There are two main schools of thought in the discussion of reoccupying racist language and stereotyping: The first is that by taking the word back into the community it targets (fags calling themselves fags, balck people calling themselves nigger) it removes the sting of the word because you now "own it." Secondly it changes the word and instills it with new meanings assigned by the new users. If you look at the word fag, originally a piece of wood to be burned, viciously then applied to gay men as if they were fit to be burned, and now in queer culture a noun with adjectival qualities apllied to not-so-butch gay guys who haven't quite graduated to queen (although if you place aural emphasis on fagGOT it can kinda mean that too)-- anyway if you look at that the gay community re transforms a word that was trasnformed from its original mundane defninition. They un-hated it if you will.
Now all isms are not created equally-- I am equally against them in terms of their hate and fear content but they do not share the same history and do not share the same tenets. Racism against black people is different from racism against Asian people because our history in this country is different. There are times when they intersect. But Vincent Chin is NOT the same as a balck slave hanging from a tree. Our outrage is similar. And the violence is an overlap. But the hatred and racism have different qualities. Which we may discuss at a later time.

My point is that in Chink-O-Rama I am addressing stereotypes and pictures of Asians in Western pop culture, and from an insider point of view. And I am choosing this first school of thought: the subversion of racist language by exploiting it, re-directing it and expsing it for its weaknesses.
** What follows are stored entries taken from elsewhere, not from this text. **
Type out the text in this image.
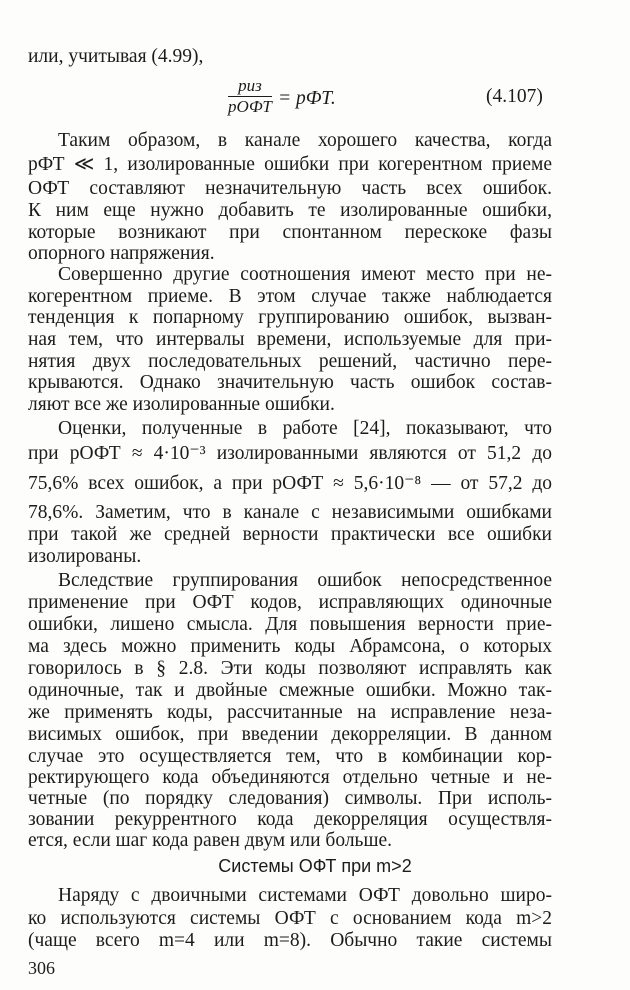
или, учитывая (4.99),
pиз
pОФТ = pФТ.	(4.107)
Таким образом, в канале хорошего качества, когда
pФТ ≪ 1, изолированные ошибки при когерентном приеме
ОФТ составляют незначительную часть всех ошибок.
К ним еще нужно добавить те изолированные ошибки,
которые возникают при спонтанном перескоке фазы
опорного напряжения.
Совершенно другие соотношения имеют место при не-
когерентном приеме. В этом случае также наблюдается
тенденция к попарному группированию ошибок, вызван-
ная тем, что интервалы времени, используемые для при-
нятия двух последовательных решений, частично пере-
крываются. Однако значительную часть ошибок состав-
ляют все же изолированные ошибки.
Оценки, полученные в работе [24], показывают, что
при pОФТ ≈ 4·10⁻³ изолированными являются от 51,2 до
75,6% всех ошибок, а при pОФТ ≈ 5,6·10⁻⁸ — от 57,2 до
78,6%. Заметим, что в канале с независимыми ошибками
при такой же средней верности практически все ошибки
изолированы.
Вследствие группирования ошибок непосредственное
применение при ОФТ кодов, исправляющих одиночные
ошибки, лишено смысла. Для повышения верности прие-
ма здесь можно применить коды Абрамсона, о которых
говорилось в § 2.8. Эти коды позволяют исправлять как
одиночные, так и двойные смежные ошибки. Можно так-
же применять коды, рассчитанные на исправление неза-
висимых ошибок, при введении декорреляции. В данном
случае это осуществляется тем, что в комбинации кор-
ректирующего кода объединяются отдельно четные и не-
четные (по порядку следования) символы. При исполь-
зовании рекуррентного кода декорреляция осуществля-
ется, если шаг кода равен двум или больше.
Системы ОФТ при m>2
Наряду с двоичными системами ОФТ довольно широ-
ко используются системы ОФТ с основанием кода m>2
(чаще всего m=4 или m=8). Обычно такие системы
306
The second school of thought says that any use of words which historically were used to punish and destroy groups of people based on their racial heritage, keeps us tied to those words and doesnt let us move along. Secondly, the use of these words in a "urban updated" way is irresponsible to the history of those words and the people who suffered because of the racist ideas they embodied. And thirdly that using these words is a false sense of power and keeps us out of the mainstream because we are still defining ourselves by the oppressor's language-- just in a contrary kind of way. I give credence to all of these positions and agree in part with some.
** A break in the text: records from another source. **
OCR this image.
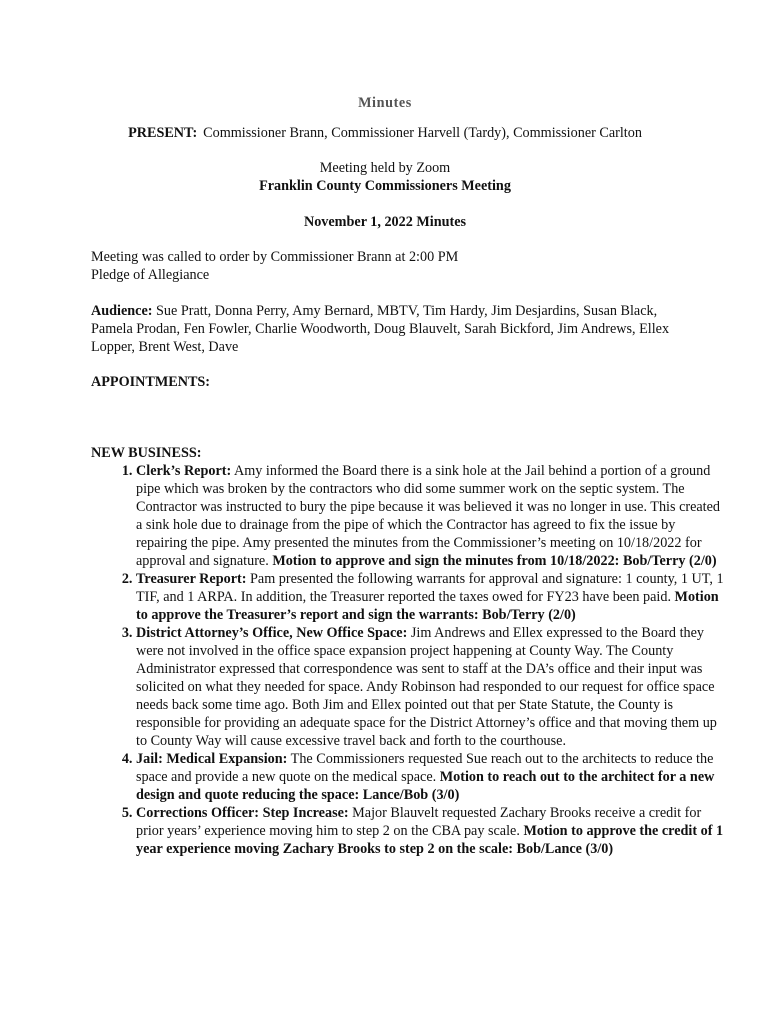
Minutes
PRESENT: Commissioner Brann, Commissioner Harvell (Tardy), Commissioner Carlton
Meeting held by Zoom
Franklin County Commissioners Meeting
November 1, 2022 Minutes
Meeting was called to order by Commissioner Brann at 2:00 PM
Pledge of Allegiance
Audience: Sue Pratt, Donna Perry, Amy Bernard, MBTV, Tim Hardy, Jim Desjardins, Susan Black, Pamela Prodan, Fen Fowler, Charlie Woodworth, Doug Blauvelt, Sarah Bickford, Jim Andrews, Ellex Lopper, Brent West, Dave
APPOINTMENTS:
NEW BUSINESS:
1. Clerk’s Report: Amy informed the Board there is a sink hole at the Jail behind a portion of a ground pipe which was broken by the contractors who did some summer work on the septic system. The Contractor was instructed to bury the pipe because it was believed it was no longer in use. This created a sink hole due to drainage from the pipe of which the Contractor has agreed to fix the issue by repairing the pipe. Amy presented the minutes from the Commissioner’s meeting on 10/18/2022 for approval and signature. Motion to approve and sign the minutes from 10/18/2022: Bob/Terry (2/0)
2. Treasurer Report: Pam presented the following warrants for approval and signature: 1 county, 1 UT, 1 TIF, and 1 ARPA. In addition, the Treasurer reported the taxes owed for FY23 have been paid. Motion to approve the Treasurer’s report and sign the warrants: Bob/Terry (2/0)
3. District Attorney’s Office, New Office Space: Jim Andrews and Ellex expressed to the Board they were not involved in the office space expansion project happening at County Way. The County Administrator expressed that correspondence was sent to staff at the DA’s office and their input was solicited on what they needed for space. Andy Robinson had responded to our request for office space needs back some time ago. Both Jim and Ellex pointed out that per State Statute, the County is responsible for providing an adequate space for the District Attorney’s office and that moving them up to County Way will cause excessive travel back and forth to the courthouse.
4. Jail: Medical Expansion: The Commissioners requested Sue reach out to the architects to reduce the space and provide a new quote on the medical space. Motion to reach out to the architect for a new design and quote reducing the space: Lance/Bob (3/0)
5. Corrections Officer: Step Increase: Major Blauvelt requested Zachary Brooks receive a credit for prior years’ experience moving him to step 2 on the CBA pay scale. Motion to approve the credit of 1 year experience moving Zachary Brooks to step 2 on the scale: Bob/Lance (3/0)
My final position then is this: as a creative artist, I choose subversion, parody and satire to discuss the subject of racial suspicion and disharmony. I choose to re-interpret words to spin and examine them, to sing and scream them so we can all look at them through my particular comedy filter. And when people disagree with my use of these words, and therefore my politics I am still gratified that discussion is open. I dont mind being called an asshole in the context of my shows because someone is now thinking about asian americans as members of our pop culture--even if they are hating on me as one of those asian americans.

One of the biggest weapoons leveled against us is invisibility. We are not on TV as regular people (grab a shirkin! do someone's nails! speak in pidgin english and teach ralph macchio martial arts!) We are not considered a separate demographic as the guys from Better Luck tomorrow pointed out, our dollars are lumped in with white dollars. If ever there was a call to arms/ spending dough on asian american product that was it people! We are dehumanized with the word chink which implies that all asians are chinese. And therefore the same. And therefore devoid of distinct histories and identities. And therefore less human, less individual, less equal participants in culture and life. We are identified by jobs: the martial artist, the delivery boy etc.

I want us all to have our names back. And for me the first step is to take the names we have been given, such as CHINK, and expose them as lies. And I am working in 2 directions: satirizing this old way of thought, as in Chink-O-Rama, while creating new art and new inroads to pop, through Slanty Eyed mama and other projects.